Старик, дедя Михайла, как называли его ребятишки, был высок, сутул, худ. У него было доброе лицо Николы-угодника немудреного сельского письма, с чистыми светлыми, детскими глазами и мягкой негустой бородкой, струистой и совершенно серебряной. Закутывая Алексея в старую баранью шубу, всю состоявшую из пестрых заплаток, без труда поднимая и перевертывая его легкое тело, он все приговаривал с наивным удивлением:
– Ах ты, грех-то какой, вовсе истощился человек! До чего дошел… Ах ты, боже ты мой, ну сущий шкилет! И что только война с людьми делает. Ай-яй-яй! Ай-яй-яй!
Осторожно, как новорожденного ребенка, опустил он Алексея на салазки, прикрутил к ним веревочной вожжой, подумал, стащил с себя армяк, свернул и подмостил ему под голову. Потом вышел вперед, впрягся в маленький хомут, сделанный из мешковины, дал по веревке мальцам, сказал: «Ну, с богом!» – и втроем они потянули салазки по талому снегу, который цеплялся за полозья, скрипел, как картофельная мука, и оседал под ногами.
Следующие два-три дня были окутаны для Алексея густым и жарким туманом, в котором нечетко и призрачно видел он происходящее.

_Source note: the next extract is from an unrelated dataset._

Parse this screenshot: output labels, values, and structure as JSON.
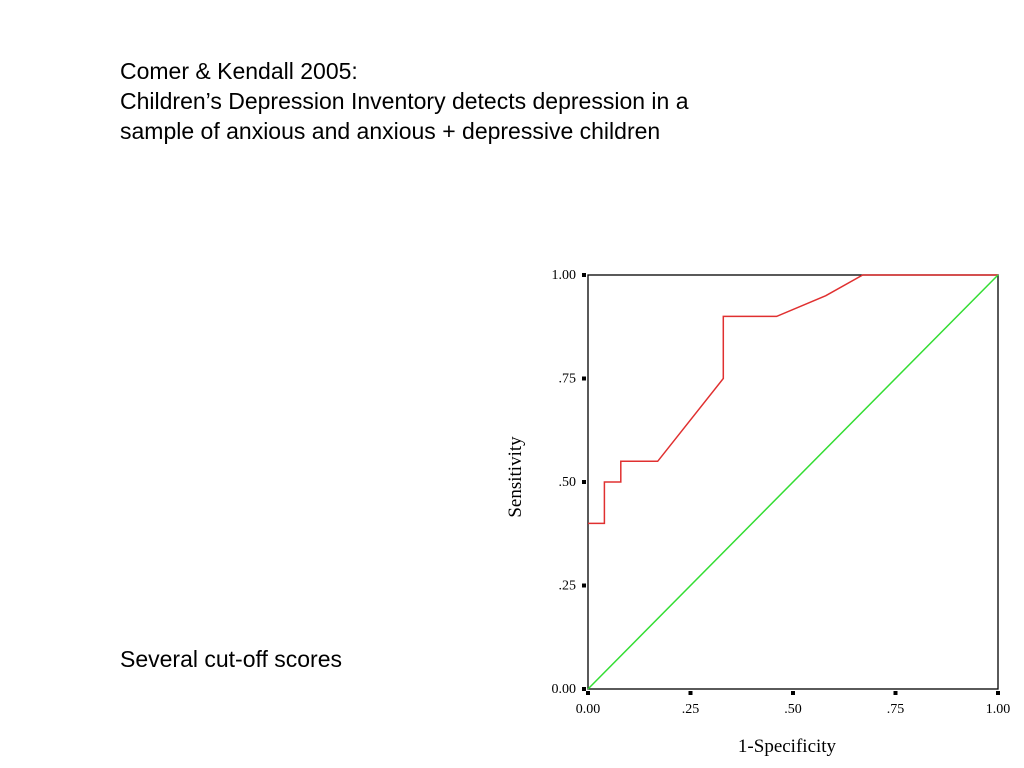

Действительность смешивалась с бредовыми снами, и только уже много времени спустя удалось ему восстановить истинные события во всей их последовательности.
Беглая деревня жила в вековом бору. Землянки, одетые еще снегом, прикрытые сверху хвоей, с первого взгляда трудно было даже заметить. Дым из них валил точно из земли. В день появления здесь Алексея было тихо и сыро, дым льнул ко мху, цеплялся за деревья, и Алексею показалось, что местность эта объята затухающим лесным пожаром.

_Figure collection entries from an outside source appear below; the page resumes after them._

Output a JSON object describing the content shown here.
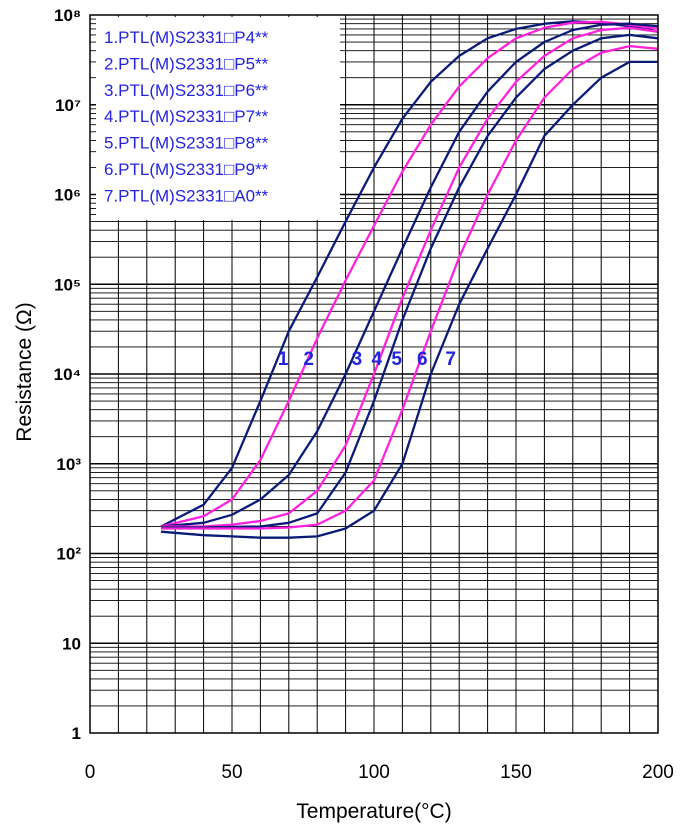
{
  "chart_data": {
    "type": "line",
    "xlabel": "Temperature(°C)",
    "ylabel": "Resistance (Ω)",
    "xlim": [
      0,
      200
    ],
    "ylim": [
      1,
      100000000
    ],
    "yscale": "log",
    "grid": true,
    "legend_position": "top-left",
    "x_ticks": [
      "0",
      "50",
      "100",
      "150",
      "200"
    ],
    "y_ticks": [
      "1",
      "10",
      "10²",
      "10³",
      "10⁴",
      "10⁵",
      "10⁶",
      "10⁷",
      "10⁸"
    ],
    "legend": [
      "1.PTL(M)S2331□P4**",
      "2.PTL(M)S2331□P5**",
      "3.PTL(M)S2331□P6**",
      "4.PTL(M)S2331□P7**",
      "5.PTL(M)S2331□P8**",
      "6.PTL(M)S2331□P9**",
      "7.PTL(M)S2331□A0**"
    ],
    "curve_labels": [
      {
        "text": "1",
        "x": 68,
        "y": 15000
      },
      {
        "text": "2",
        "x": 77,
        "y": 15000
      },
      {
        "text": "3",
        "x": 94,
        "y": 15000
      },
      {
        "text": "4",
        "x": 101,
        "y": 15000
      },
      {
        "text": "5",
        "x": 108,
        "y": 15000
      },
      {
        "text": "6",
        "x": 117,
        "y": 15000
      },
      {
        "text": "7",
        "x": 127,
        "y": 15000
      }
    ],
    "colors": {
      "navy": "#0a1a78",
      "magenta": "#ff22dd",
      "label": "#2323e0"
    },
    "series": [
      {
        "color": "#0a1a78",
        "x": [
          25,
          40,
          50,
          60,
          70,
          80,
          90,
          100,
          110,
          120,
          130,
          140,
          150,
          160,
          170,
          180,
          190,
          200
        ],
        "y": [
          200,
          350,
          900,
          5000,
          30000,
          120000,
          500000,
          2000000,
          7000000,
          18000000,
          35000000,
          55000000,
          70000000,
          80000000,
          85000000,
          82000000,
          75000000,
          65000000
        ]
      },
      {
        "color": "#ff22dd",
        "x": [
          25,
          40,
          50,
          60,
          70,
          80,
          90,
          100,
          110,
          120,
          130,
          140,
          150,
          160,
          170,
          180,
          190,
          200
        ],
        "y": [
          200,
          260,
          400,
          1100,
          5000,
          25000,
          110000,
          450000,
          1800000,
          6000000,
          16000000,
          33000000,
          55000000,
          72000000,
          82000000,
          84000000,
          78000000,
          70000000
        ]
      },
      {
        "color": "#0a1a78",
        "x": [
          25,
          40,
          50,
          60,
          70,
          80,
          90,
          100,
          110,
          120,
          130,
          140,
          150,
          160,
          170,
          180,
          190,
          200
        ],
        "y": [
          200,
          220,
          270,
          400,
          750,
          2300,
          10000,
          50000,
          250000,
          1200000,
          5000000,
          14000000,
          30000000,
          50000000,
          68000000,
          78000000,
          80000000,
          75000000
        ]
      },
      {
        "color": "#ff22dd",
        "x": [
          25,
          40,
          50,
          60,
          70,
          80,
          90,
          100,
          110,
          120,
          130,
          140,
          150,
          160,
          170,
          180,
          190,
          200
        ],
        "y": [
          200,
          200,
          210,
          230,
          280,
          500,
          1600,
          10000,
          70000,
          400000,
          2000000,
          7000000,
          18000000,
          35000000,
          55000000,
          68000000,
          72000000,
          65000000
        ]
      },
      {
        "color": "#0a1a78",
        "x": [
          25,
          40,
          50,
          60,
          70,
          80,
          90,
          100,
          110,
          120,
          130,
          140,
          150,
          160,
          170,
          180,
          190,
          200
        ],
        "y": [
          195,
          195,
          198,
          200,
          220,
          280,
          800,
          5000,
          40000,
          250000,
          1200000,
          4500000,
          12000000,
          25000000,
          40000000,
          55000000,
          60000000,
          55000000
        ]
      },
      {
        "color": "#ff22dd",
        "x": [
          25,
          40,
          50,
          60,
          70,
          80,
          90,
          100,
          110,
          120,
          130,
          140,
          150,
          160,
          170,
          180,
          190,
          200
        ],
        "y": [
          190,
          190,
          190,
          190,
          195,
          210,
          300,
          650,
          4000,
          30000,
          200000,
          1000000,
          4000000,
          12000000,
          25000000,
          38000000,
          45000000,
          42000000
        ]
      },
      {
        "color": "#0a1a78",
        "x": [
          25,
          40,
          50,
          60,
          70,
          80,
          90,
          100,
          110,
          120,
          130,
          140,
          150,
          160,
          170,
          180,
          190,
          200
        ],
        "y": [
          175,
          160,
          155,
          150,
          150,
          155,
          190,
          300,
          1000,
          10000,
          60000,
          250000,
          1000000,
          4500000,
          10000000,
          20000000,
          30000000,
          30000000
        ]
      }
    ]
  }
}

Все население – преимущественно бабы и дети да несколько стариков, – узнав, что Михайла везет из лесу неведомо откуда взявшегося советского летчика, по рассказам Федьки, похожего на «сущий шкилет», высыпало навстречу. Когда «тройка» с салазками замелькала меж древесных стволов, бабы обступили ее и, отгоняя шлепками и подзатыльниками сновавших под ногами ребятишек, так стеной и пошли, окружив сани, охая, причитая и плача. Все они были оборваны и все казались одинаково пожилыми. Копоть землянок, топившихся по-черному, не сходила с их лиц. Только по сверканью глаз, по блеску зубов, выделявшихся своей белизной на этих коричневых лицах, можно было отличить молодуху от бабки.

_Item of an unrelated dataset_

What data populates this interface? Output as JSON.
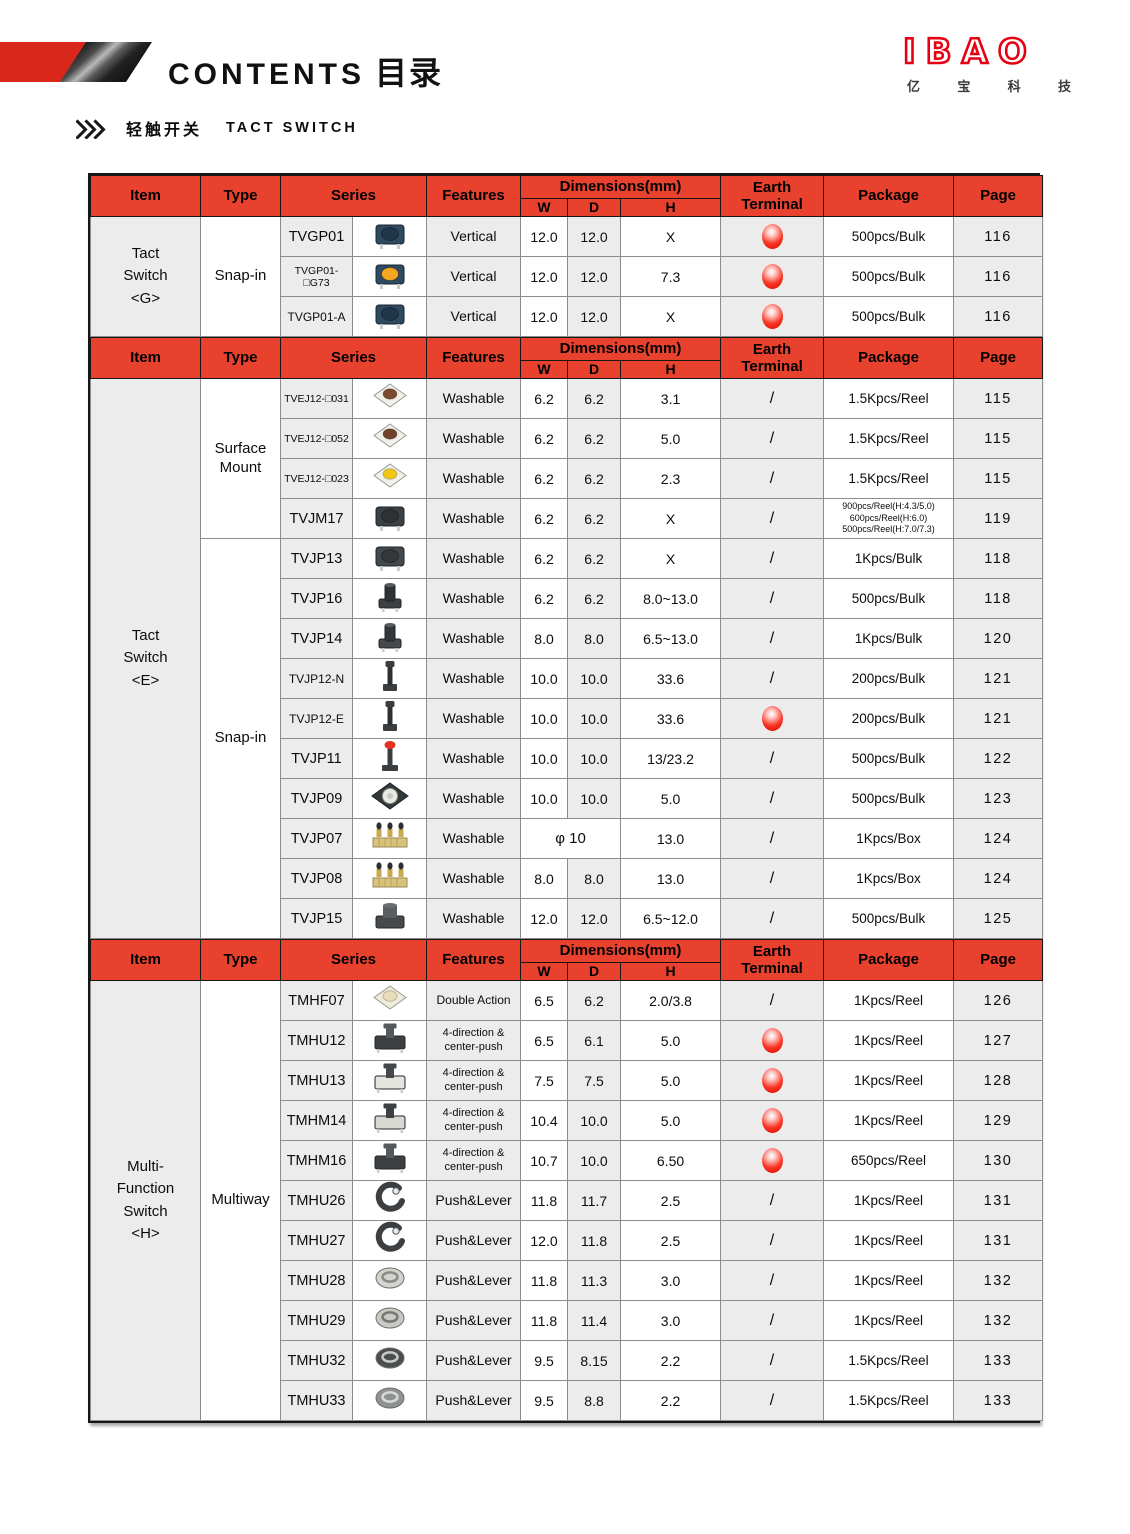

– Бабы, бабы, ах, бабы! Ну что собрались, ну что? Театра это вам? Спиктакля? – серчал Михайла, сноровисто нажимая на свой хомутик. – Да не снуйте вы под ногами, бога ради, овцы, прости господи, полоумные!
А из толпы до Алексея доносилось:
– Ой, какой! Верно, шкилет! Не шевелится, жив ли?
– Без памяти он… Чего же это с ним? Ой, бабоньки, уж тощ, уж тощ!
Потом волна удивления схлынула. Неизвестная, но, очевидно, страшная судьба этого летчика поразила баб, и, пока сани тащились по опушке, медленно приближаясь к подземной деревне, затеялся спор: у кого жить Алексею?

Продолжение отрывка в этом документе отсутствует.